"I don’t want to get everyone too excited but I think we are actually dealing with some honest to goodness alien life-forms here!”
“I don’t want to get everyone too excited but I think we are actually dealing with some honest to goodness alien life-forms here!”

Brian Michael Bendis’ All-New X-Men #22.NOW is poised to be the perfect jumping-on point for readers looking to experience an all-new crossover event called “The Trial of Jean Grey” with one of Bendis’ other books, Guardians of the Galaxy. Given the storied past of the X-Men just in this book alone, this issue delivers on its promises as best it can, though don’t think the giant #1 plastered on the cover means cleaning out the X-Men closet entirely. This issue still is the twenty-second issue of the series, after all, and although Bendis tries to ease new readers into the goings-on of his group of displaced X-Men with his brand of long-winded but humorous panache, there’s going to be a lot of head-scratching before the real dilemma sets in. As with all-things X-Men at Marvel, there’s a lot of baggage to unload.

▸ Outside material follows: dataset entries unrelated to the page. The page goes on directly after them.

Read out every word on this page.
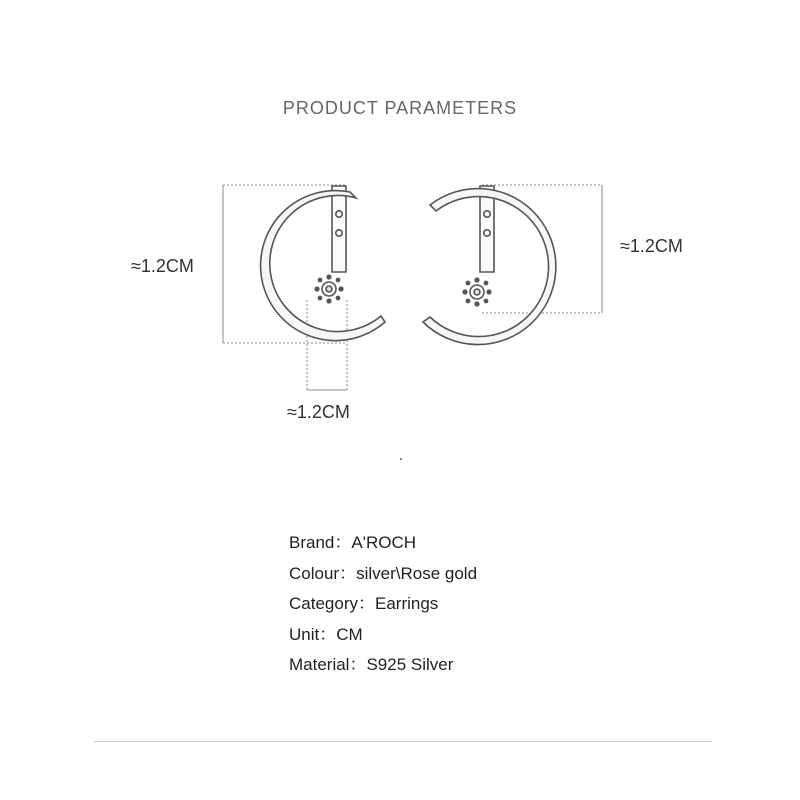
PRODUCT PARAMETERS
≈1.2CM
≈1.2CM
≈1.2CM
Brand：A'ROCH
Colour：silver\Rose gold
Category：Earrings
Unit：CM
Material：S925 Silver
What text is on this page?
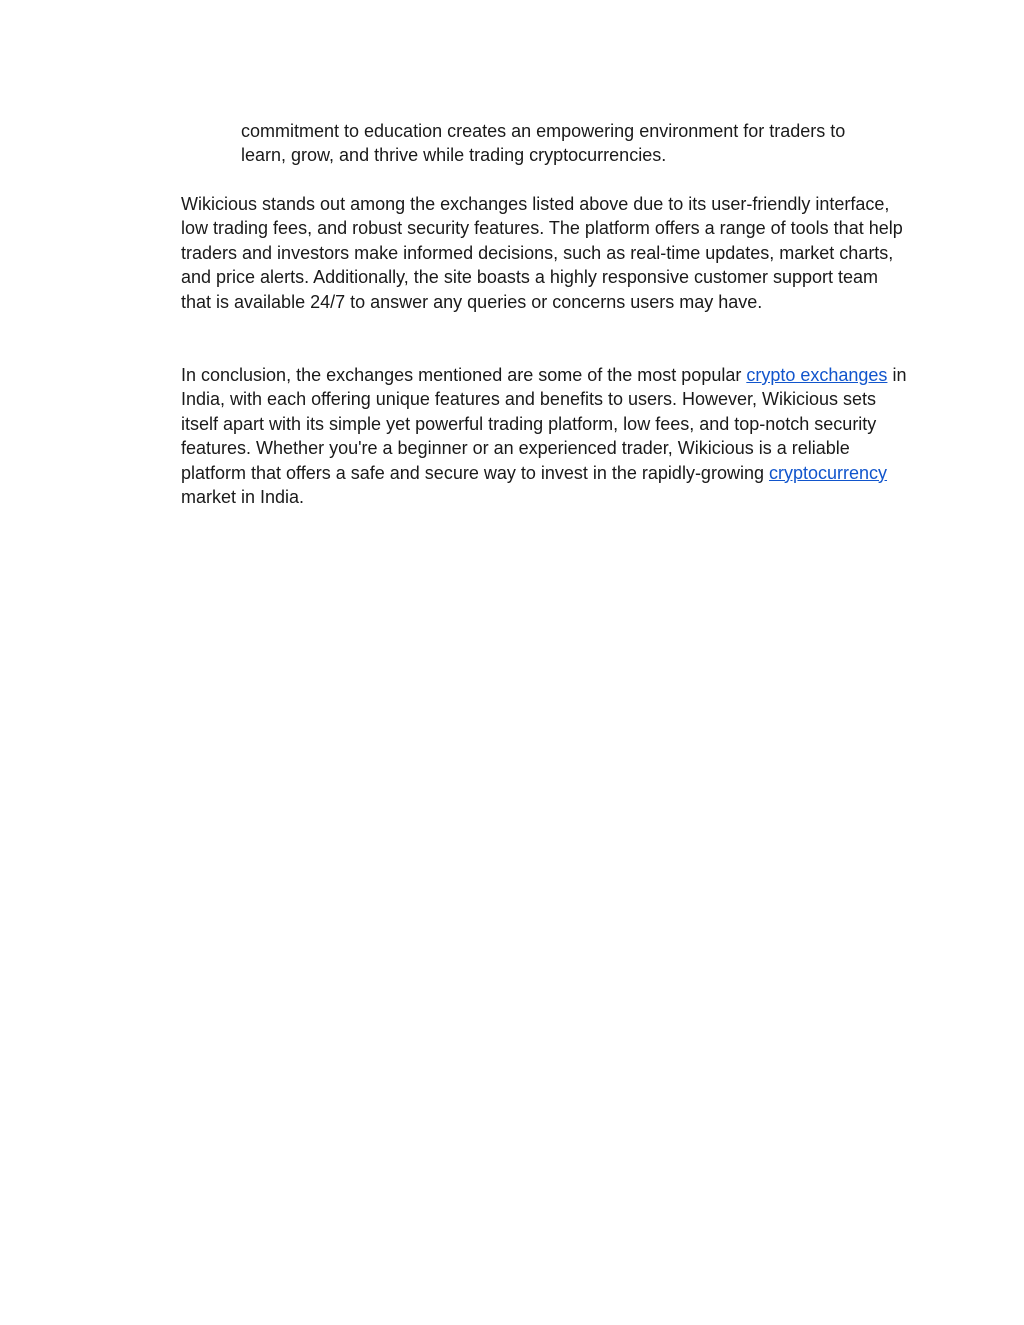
commitment to education creates an empowering environment for traders to
learn, grow, and thrive while trading cryptocurrencies.

Wikicious stands out among the exchanges listed above due to its user-friendly interface, low trading fees, and robust security features. The platform offers a range of tools that help traders and investors make informed decisions, such as real-time updates, market charts, and price alerts. Additionally, the site boasts a highly responsive customer support team that is available 24/7 to answer any queries or concerns users may have.

In conclusion, the exchanges mentioned are some of the most popular crypto exchanges in India, with each offering unique features and benefits to users. However, Wikicious sets itself apart with its simple yet powerful trading platform, low fees, and top-notch security features. Whether you're a beginner or an experienced trader, Wikicious is a reliable platform that offers a safe and secure way to invest in the rapidly-growing cryptocurrency market in India.
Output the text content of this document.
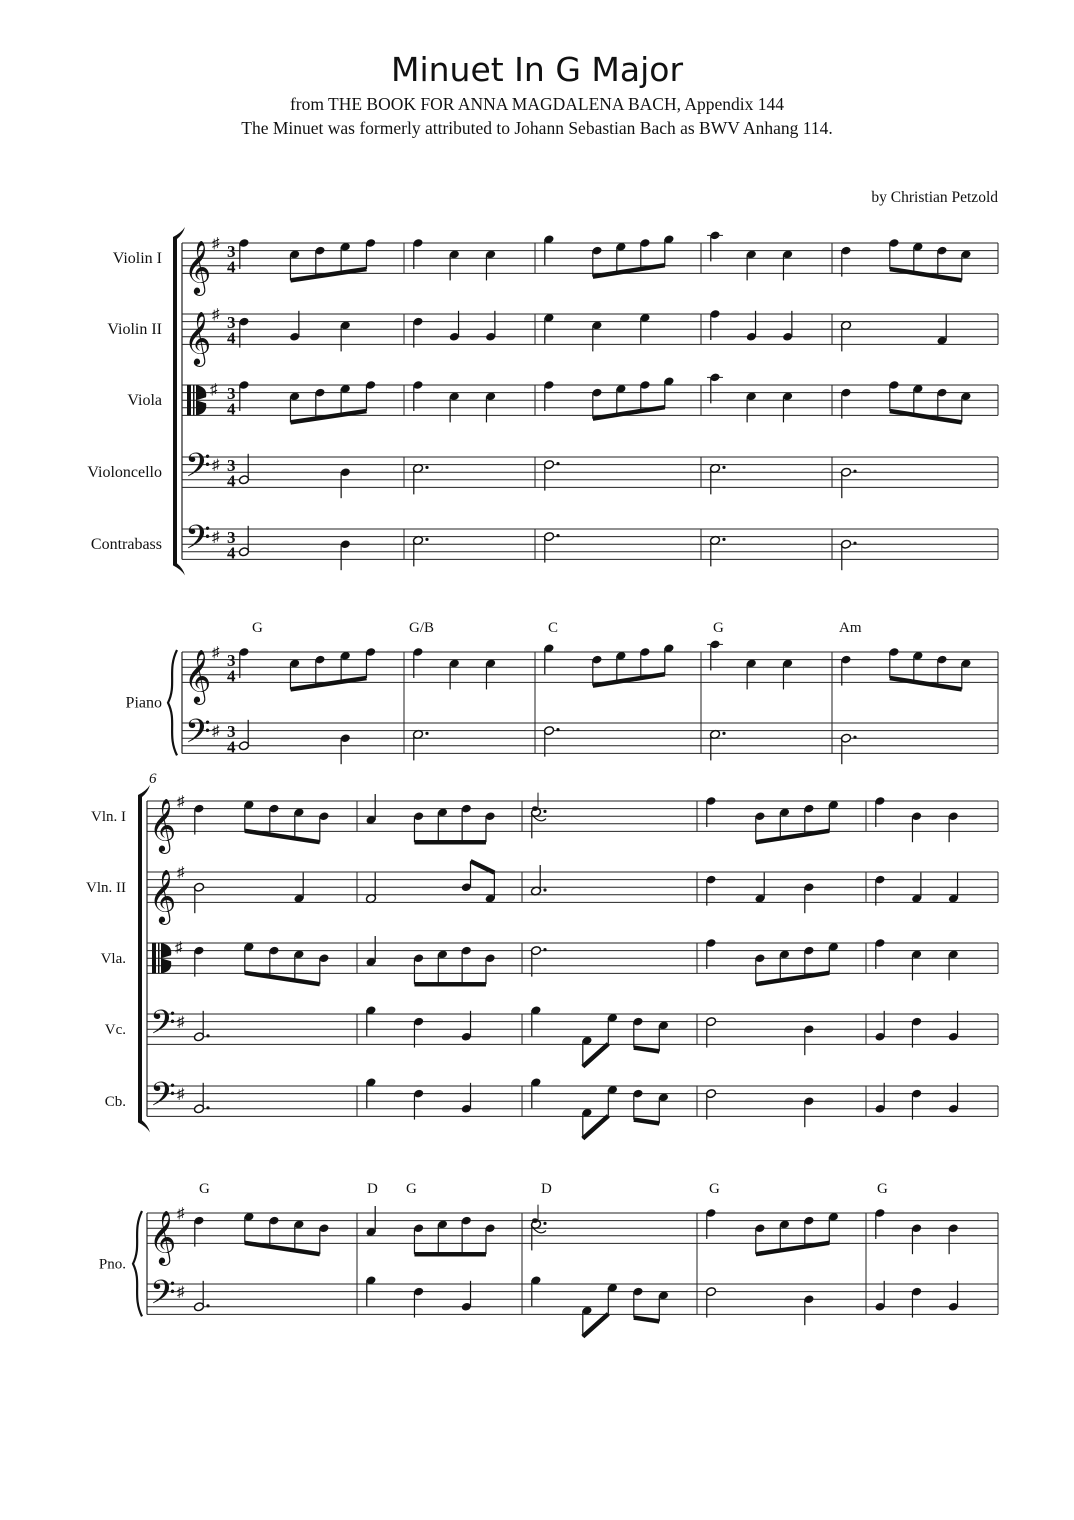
Minuet In G Major
from THE BOOK FOR ANNA MAGDALENA BACH, Appendix 144
The Minuet was formerly attributed to Johann Sebastian Bach as BWV Anhang 114.
by Christian Petzold
Violin I 𝄞 ♯ 3
4
Violin II 𝄞 ♯ 3
4
Viola
♯ 3
4
Violoncello 𝄢 ♯ 3
4
Contrabass 𝄢 ♯ 3
4
𝄞
𝄢
♯
♯
3
4
3
4
Piano
G	G/B	C	G	Am
Vln. I 𝄞 ♯
Vln. II 𝄞 ♯
Vla.
♯
Vc. 𝄢 ♯
Cb. 𝄢 ♯
𝄞
𝄢
♯
♯
Pno.
G	D G	D	G	G
6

Bendis delivers his usual dialogue intensive pages from the outset, leaving room for the conflict of the issue to materialize more naturally. Young Jean and Young Scott have a lot to work out, particularly when it comes to Jean not being open about her feelings of watching her older self die and her penchant for reading others minds. Young Angel is used as the awkward third-wheel baring the brunt of the animosity between his bickering brethren, and his reactions are immensely entertaining. However, even Young Angel attempting to scarf down a burger in peace cannot hold a candle to Young Ice Man, who spends a good deal of this issue singing Run DMC while making snow angels. It’s just the lighthearted kick the book needs to counteract the attack from the Shi’ar and their kidnapping of Young Jean. Oh, and the Guardians of the Galaxy show themselves too, just to remind readers where to look for the next chapter of this story.

Stuart Immonen is an artist that makes me want to pick up All-New X-Men even when it’s not involved in an epic crossover. His emotive figures sell the ever-changing mood of the issue, whether it’s Angel’s shock of being accosted mid-chew or the anger on Young Jean’s face as she argues with Scott. Immonen’s furtive details are best realized in his action sequences though, like when Shi’ar land in front of the Cyclops’s New Xavier School and blow the heck out of out of jolly ‘ol Ice Man. Marte Gracia’s colors compliment Immonen’s large-scale sequences exceptionally, pumping a blue-hue to the midnight attacks that make up the latter half of the book. Although this team draws a great bunch of X-Men, I can’t wait to see them tackle the Guardians of the Galaxy a bit more down the line.

All-New X-Men #22.NOW is a silly title but it’s a reasonably fresh start to an brand-new storyline. Even if you haven’t been keeping up with the title regularly, this issue is not so overwhelming that new readers should feel like they’re on uneasy ground moving forward.